說著就抬腳走人,哪知還沒走兩步就被一學子擋住去路。
“走那麼急幹嘛?我還沒說完話呢!”梁啟賦也走上前來擋住盛雪的去路。
對於這位梁啟賦,盛雪真懷疑他是雙重人格。
在人前,梁啟賦是一位謙謙溫和的貴公子,學業好,才學棒,朋友多,各任課老師也十分喜歡。
可在人後暗地裡,卻是個實打實的暴佞變態流氓。
趙學義曾經主動跟她提過,梁啟賦其實暗地裡是位賭徒,他的月例銀子和在弱勢學子那裡搶來的銀子全部拿去賭坊賭博還債去了,就是這點銀錢也是遠遠不夠的。
這不是最可怕的,最可怕的是這人總是性情不定,就算你掏出了全部銀子孝敬給他,一個心情不對,暴打發洩一頓才會放你走。
很不幸,盛雪擔憂的事情發生了。
他裂開大大的嘴邪佞的笑,表情陰邪,伸出右手挑起盛雪下吧,“想走?沒那麼容易,你就好心讓我發洩發洩再走也不遲。

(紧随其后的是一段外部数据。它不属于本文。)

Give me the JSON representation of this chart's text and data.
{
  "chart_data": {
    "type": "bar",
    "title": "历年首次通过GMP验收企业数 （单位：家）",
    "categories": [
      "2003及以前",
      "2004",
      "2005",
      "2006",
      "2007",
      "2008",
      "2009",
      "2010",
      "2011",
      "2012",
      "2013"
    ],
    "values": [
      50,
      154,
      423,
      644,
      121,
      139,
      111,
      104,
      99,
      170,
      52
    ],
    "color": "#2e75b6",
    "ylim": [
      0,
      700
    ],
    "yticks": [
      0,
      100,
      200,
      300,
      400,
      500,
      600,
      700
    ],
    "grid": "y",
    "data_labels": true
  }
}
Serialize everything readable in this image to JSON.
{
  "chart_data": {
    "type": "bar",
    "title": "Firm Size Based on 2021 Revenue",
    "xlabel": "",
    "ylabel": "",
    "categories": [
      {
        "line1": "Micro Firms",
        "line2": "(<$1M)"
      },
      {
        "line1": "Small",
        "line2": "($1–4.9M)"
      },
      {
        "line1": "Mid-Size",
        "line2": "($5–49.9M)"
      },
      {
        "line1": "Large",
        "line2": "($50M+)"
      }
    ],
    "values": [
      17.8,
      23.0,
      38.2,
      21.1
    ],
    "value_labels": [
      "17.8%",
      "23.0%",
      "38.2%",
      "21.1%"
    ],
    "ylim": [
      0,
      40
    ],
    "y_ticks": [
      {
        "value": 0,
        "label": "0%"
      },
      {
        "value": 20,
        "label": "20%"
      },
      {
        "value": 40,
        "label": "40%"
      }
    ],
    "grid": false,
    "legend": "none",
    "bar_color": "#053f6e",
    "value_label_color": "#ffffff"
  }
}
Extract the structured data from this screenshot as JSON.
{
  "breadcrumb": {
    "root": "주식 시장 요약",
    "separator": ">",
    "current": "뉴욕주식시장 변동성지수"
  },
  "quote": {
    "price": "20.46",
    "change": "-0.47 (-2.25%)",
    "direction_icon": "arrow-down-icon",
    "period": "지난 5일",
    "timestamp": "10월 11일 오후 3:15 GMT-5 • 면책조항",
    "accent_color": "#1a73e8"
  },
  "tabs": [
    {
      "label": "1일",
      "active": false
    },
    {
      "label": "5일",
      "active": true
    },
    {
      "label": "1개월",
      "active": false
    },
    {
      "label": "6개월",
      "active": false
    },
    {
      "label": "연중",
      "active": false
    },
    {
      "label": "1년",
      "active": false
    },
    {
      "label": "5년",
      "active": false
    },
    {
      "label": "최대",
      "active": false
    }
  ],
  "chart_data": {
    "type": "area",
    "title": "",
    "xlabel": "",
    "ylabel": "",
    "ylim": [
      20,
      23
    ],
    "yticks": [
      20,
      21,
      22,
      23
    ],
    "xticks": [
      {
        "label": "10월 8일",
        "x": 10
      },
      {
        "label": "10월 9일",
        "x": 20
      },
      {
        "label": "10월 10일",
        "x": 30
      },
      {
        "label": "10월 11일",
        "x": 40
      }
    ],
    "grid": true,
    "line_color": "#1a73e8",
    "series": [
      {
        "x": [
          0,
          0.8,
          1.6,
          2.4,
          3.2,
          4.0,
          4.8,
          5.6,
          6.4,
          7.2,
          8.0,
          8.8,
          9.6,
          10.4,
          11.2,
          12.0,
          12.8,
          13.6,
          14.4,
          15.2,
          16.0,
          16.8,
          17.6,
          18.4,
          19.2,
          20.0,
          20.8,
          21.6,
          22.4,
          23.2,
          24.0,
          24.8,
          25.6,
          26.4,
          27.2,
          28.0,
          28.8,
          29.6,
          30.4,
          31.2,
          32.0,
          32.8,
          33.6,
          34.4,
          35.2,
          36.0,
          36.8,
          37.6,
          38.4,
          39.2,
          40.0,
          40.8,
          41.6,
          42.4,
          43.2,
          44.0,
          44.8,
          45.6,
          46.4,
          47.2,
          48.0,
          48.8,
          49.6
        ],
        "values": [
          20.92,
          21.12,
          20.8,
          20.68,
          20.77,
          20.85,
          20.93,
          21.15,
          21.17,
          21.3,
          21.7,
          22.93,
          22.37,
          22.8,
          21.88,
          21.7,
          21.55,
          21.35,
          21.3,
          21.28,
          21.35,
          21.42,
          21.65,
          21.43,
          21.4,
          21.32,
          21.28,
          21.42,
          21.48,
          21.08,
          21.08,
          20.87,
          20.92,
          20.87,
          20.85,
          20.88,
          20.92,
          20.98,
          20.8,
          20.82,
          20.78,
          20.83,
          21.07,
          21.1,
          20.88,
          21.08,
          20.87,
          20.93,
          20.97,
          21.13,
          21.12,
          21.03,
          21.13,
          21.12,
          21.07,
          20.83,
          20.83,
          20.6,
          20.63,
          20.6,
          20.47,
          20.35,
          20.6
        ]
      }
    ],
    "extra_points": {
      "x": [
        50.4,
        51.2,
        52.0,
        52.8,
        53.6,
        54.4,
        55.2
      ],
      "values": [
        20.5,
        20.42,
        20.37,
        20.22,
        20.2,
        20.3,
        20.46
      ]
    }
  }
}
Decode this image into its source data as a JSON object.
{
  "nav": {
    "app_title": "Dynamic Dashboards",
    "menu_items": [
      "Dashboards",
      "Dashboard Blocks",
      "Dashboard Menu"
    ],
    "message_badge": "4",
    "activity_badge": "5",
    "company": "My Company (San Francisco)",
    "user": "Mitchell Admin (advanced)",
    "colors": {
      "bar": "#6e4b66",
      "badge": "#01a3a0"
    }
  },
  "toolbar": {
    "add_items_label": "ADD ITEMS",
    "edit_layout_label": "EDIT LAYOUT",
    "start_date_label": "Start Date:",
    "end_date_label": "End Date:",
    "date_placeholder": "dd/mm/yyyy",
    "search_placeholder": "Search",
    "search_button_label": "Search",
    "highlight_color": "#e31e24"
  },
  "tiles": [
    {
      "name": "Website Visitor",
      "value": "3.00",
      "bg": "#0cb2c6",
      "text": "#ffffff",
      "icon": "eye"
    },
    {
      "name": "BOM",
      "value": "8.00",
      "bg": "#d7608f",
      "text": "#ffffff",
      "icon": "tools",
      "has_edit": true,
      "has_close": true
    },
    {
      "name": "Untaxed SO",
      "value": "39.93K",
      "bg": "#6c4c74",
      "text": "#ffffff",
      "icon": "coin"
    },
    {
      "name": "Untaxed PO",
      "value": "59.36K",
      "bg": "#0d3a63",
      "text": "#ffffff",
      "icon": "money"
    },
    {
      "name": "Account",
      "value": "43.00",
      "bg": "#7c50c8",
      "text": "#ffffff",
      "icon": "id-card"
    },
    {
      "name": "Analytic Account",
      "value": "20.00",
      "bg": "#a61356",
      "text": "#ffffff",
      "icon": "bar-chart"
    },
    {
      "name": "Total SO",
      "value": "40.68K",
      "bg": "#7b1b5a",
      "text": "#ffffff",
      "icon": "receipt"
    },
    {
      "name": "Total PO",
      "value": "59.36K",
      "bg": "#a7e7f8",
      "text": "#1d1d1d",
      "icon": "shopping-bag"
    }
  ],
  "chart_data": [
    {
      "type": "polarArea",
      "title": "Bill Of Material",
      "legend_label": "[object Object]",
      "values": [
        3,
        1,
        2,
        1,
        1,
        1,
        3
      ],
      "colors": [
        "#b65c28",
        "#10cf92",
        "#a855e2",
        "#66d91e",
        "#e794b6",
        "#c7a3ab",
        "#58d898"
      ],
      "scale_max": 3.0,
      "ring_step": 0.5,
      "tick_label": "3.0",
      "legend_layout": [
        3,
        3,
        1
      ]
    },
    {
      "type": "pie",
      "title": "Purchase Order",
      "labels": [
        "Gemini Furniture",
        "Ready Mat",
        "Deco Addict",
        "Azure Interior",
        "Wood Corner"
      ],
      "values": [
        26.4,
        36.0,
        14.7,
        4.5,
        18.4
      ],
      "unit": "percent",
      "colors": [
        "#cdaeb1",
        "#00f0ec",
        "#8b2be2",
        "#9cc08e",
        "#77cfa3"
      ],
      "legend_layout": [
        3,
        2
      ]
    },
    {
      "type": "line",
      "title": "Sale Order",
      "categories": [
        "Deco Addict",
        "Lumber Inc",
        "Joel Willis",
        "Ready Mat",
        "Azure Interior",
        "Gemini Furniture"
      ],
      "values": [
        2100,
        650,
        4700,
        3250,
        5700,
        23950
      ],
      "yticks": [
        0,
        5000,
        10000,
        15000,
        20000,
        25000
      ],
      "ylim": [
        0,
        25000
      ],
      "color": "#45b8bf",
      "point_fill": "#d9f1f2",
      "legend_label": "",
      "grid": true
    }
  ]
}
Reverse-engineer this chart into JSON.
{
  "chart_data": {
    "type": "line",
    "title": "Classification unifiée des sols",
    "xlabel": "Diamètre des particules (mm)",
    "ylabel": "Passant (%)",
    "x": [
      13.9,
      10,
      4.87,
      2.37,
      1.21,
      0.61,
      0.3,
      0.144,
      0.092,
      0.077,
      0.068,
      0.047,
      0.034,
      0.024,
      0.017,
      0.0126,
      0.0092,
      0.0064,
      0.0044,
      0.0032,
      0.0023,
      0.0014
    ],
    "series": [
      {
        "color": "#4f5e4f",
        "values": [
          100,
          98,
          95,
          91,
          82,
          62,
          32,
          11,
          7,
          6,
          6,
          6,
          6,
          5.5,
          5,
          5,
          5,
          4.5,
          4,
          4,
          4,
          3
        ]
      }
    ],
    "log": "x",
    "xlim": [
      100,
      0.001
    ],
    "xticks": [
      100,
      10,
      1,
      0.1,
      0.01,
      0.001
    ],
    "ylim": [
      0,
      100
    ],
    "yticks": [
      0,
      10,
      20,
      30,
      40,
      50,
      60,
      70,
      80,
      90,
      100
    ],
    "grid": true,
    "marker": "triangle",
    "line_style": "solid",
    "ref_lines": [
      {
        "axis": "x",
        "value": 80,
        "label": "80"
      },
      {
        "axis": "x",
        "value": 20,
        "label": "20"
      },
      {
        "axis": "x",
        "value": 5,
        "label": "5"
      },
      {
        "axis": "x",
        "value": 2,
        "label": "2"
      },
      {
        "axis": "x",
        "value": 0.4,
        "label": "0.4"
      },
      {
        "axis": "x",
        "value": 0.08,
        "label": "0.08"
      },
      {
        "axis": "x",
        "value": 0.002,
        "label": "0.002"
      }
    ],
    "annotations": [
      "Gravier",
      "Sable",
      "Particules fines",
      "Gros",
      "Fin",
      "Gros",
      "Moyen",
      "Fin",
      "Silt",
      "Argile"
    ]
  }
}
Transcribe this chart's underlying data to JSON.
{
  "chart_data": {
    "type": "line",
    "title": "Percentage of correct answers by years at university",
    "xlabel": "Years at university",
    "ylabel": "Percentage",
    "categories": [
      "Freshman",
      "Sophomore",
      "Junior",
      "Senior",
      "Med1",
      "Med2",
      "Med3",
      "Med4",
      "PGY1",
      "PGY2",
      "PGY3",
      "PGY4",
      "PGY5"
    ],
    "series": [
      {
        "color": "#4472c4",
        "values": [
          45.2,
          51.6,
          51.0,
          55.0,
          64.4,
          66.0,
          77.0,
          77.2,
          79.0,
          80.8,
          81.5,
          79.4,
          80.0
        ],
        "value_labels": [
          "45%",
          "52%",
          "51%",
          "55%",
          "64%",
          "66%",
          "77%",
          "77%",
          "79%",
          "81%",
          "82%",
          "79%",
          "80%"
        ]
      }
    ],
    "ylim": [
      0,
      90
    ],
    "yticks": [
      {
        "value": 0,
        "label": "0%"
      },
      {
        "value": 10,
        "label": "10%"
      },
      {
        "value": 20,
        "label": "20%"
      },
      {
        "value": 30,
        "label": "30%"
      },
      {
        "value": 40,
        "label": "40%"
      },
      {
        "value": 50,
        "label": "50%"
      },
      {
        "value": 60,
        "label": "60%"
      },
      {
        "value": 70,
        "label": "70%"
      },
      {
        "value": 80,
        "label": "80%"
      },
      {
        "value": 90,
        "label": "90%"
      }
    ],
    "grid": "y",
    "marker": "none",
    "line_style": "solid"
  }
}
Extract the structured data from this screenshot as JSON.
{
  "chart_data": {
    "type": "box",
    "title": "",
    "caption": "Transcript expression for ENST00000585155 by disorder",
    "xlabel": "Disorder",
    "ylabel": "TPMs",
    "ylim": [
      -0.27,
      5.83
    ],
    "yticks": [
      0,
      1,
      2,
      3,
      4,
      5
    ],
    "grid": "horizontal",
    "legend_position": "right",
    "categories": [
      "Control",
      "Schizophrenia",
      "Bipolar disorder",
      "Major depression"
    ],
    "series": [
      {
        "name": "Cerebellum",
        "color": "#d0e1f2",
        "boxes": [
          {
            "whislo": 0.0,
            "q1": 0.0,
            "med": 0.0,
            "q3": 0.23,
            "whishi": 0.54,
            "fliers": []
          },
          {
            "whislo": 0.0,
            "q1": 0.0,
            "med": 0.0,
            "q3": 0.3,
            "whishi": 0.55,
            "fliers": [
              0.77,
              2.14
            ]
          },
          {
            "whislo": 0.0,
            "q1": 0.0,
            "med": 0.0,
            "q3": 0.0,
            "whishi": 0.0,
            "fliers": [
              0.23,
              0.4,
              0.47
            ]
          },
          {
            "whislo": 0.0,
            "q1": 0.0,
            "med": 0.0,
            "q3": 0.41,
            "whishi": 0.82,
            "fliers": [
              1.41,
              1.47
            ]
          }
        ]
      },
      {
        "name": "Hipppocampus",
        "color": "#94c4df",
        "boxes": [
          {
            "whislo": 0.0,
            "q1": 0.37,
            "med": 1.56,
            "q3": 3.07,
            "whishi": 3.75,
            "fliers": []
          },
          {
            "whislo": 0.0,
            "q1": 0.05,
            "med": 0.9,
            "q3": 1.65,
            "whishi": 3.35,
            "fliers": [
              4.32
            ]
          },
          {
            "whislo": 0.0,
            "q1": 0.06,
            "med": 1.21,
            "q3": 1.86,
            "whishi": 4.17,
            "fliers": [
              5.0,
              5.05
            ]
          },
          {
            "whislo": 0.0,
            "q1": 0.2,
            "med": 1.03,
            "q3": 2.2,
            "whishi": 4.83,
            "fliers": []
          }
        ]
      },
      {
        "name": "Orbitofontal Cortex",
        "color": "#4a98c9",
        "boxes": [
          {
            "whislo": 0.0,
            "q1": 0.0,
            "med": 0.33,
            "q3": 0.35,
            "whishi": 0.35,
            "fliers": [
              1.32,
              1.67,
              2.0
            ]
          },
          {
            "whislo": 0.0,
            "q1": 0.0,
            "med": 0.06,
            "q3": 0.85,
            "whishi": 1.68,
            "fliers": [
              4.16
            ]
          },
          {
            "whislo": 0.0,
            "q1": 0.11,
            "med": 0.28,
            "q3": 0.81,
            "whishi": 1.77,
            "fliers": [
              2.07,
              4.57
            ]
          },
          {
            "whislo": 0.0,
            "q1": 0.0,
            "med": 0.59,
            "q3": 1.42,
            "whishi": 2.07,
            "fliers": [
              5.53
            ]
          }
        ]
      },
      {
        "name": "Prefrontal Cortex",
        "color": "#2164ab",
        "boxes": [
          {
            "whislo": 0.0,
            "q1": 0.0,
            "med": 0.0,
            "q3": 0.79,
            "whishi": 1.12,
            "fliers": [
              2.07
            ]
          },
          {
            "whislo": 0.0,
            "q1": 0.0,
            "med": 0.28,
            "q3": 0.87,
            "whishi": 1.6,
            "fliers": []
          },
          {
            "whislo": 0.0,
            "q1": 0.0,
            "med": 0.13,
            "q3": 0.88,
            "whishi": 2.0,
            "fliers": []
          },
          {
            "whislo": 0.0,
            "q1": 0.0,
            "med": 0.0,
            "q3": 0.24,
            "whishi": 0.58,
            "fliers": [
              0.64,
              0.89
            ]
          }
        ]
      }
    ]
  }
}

”說完,他一把狠狠扯住盛雪頭髮———
完了完了,要捱揍了,雖然這張醜臉不漂亮,但也不想帶傷啊!
要跑跑不掉,也打不過這夥人,怎麼辦?
梁啟賦梁啟賦!!!她記住了。
正當盛雪以為要捱揍時,一道天使般的聲音突然出現——
“盛閆,你怎麼還在這?公子到處找你,快跟我來!”羅小婁的到來立即拯救了盛雪。
梁啟賦看見有外人過來立刻放下了盛雪的頭髮,端正身姿,變成了一副謙謙君子模樣。
“你們這是幹嘛?”羅小婁問。
在百里書院的學子,無人不知百里卿寒,因此,也就無人不知百里卿寒身邊的貼身小廝羅小婁了,由於百里卿寒超凡知名度和學識,使得羅小婁也與普通小廝地位不一樣,受到學子們禮遇。
梁啟賦擺擺袖子立即微笑拱手道,“我們正與盛兄討論詩經呢!”
羅小婁點點頭,沒有說話,當即向眾學子行了一禮把盛雪帶走了。